The National Association of Home Builders/Wells Fargo builder sentiment index, released Monday, slipped to 53 this month, down two points from 55 in February. Though it’s the third consecutive monthly decline for the index, readings above 50 indicate more builders view sales conditions as good rather than poor.
Labor shortages, a dearth of available land parcels cleared for new-home construction and tougher mortgage-lending standards weighed on builders’ confidence this month, said David Crowe, the builder group’s chief economist.
“These obstacles notwithstanding, we are expecting solid gains in the housing market this year, buoyed by sustained job growth, low mortgage interest rates and pent-up demand,” Crowe added.
Despite the increasingly favorable economy, home sales have been sluggish so far this year, after a lackluster 2014.

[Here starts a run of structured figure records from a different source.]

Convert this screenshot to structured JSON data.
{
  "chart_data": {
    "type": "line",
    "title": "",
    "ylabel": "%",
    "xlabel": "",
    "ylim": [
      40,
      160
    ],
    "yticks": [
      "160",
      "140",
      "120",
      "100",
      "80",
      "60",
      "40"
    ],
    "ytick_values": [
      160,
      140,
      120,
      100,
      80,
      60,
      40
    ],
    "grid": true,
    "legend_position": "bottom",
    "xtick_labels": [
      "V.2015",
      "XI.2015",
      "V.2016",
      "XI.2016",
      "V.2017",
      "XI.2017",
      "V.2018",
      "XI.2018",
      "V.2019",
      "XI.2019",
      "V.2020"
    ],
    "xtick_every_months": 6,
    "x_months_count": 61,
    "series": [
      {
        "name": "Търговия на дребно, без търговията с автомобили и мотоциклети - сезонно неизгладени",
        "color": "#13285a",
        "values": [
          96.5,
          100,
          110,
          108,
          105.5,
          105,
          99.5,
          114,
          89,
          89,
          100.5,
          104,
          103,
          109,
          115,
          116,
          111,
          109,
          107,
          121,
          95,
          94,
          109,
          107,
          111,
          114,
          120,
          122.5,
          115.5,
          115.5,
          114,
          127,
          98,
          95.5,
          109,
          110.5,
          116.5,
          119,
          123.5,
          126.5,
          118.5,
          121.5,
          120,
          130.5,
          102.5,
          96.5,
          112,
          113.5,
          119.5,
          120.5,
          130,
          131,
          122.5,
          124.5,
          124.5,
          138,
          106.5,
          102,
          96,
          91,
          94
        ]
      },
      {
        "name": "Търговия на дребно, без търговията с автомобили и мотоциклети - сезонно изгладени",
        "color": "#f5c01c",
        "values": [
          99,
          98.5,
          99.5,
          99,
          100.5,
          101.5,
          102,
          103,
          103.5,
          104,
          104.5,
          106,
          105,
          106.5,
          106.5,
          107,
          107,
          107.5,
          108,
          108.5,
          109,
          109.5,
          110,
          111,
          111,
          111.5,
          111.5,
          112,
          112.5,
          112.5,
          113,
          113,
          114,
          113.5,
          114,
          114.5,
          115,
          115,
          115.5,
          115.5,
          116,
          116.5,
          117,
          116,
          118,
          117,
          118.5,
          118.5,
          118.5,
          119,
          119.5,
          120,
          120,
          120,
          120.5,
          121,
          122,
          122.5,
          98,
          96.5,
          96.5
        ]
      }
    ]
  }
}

Sales of new U.S. homes were basically flat in January, slipping 0.2 percent from the previous month to a seasonally adjusted annual rate of 481,000. Sales climbed 5.3 percent from a year earlier, when harsh winter weather caused home-buying to stall.
Still, lower mortgage rates and job gains over the past year are among the factors pointing to stronger sales this spring buying season, traditionally the peak period for home sales.
Mortgage rates remain near historic lows. The average 30-year fixed mortgage rate was 3.86 percent last week, according to mortgage giant Freddie Mac. A year ago, it stood at 4.37 percent.
Meanwhile, employers have stepped up hiring. The economy added a solid 295,000 jobs last month, helping to bring down the national unemployment rate to a seven-year low of 5.5 percent. More Americans earning paychecks should eventually push home sales higher.
The latest NAHB index was based on responses from 346 builders. Its measure of current sales conditions fell three points to 58, while a gauge of traffic by prospective buyers declined two points to 37. Builders’ outlook for sales over the next six months held steady at 59.
Though new homes represent only a fraction of the housing market, they have an outsized impact on the economy. Each home built creates an average of three jobs for a year and generates about $90,000 in tax revenue, according to NAHB data.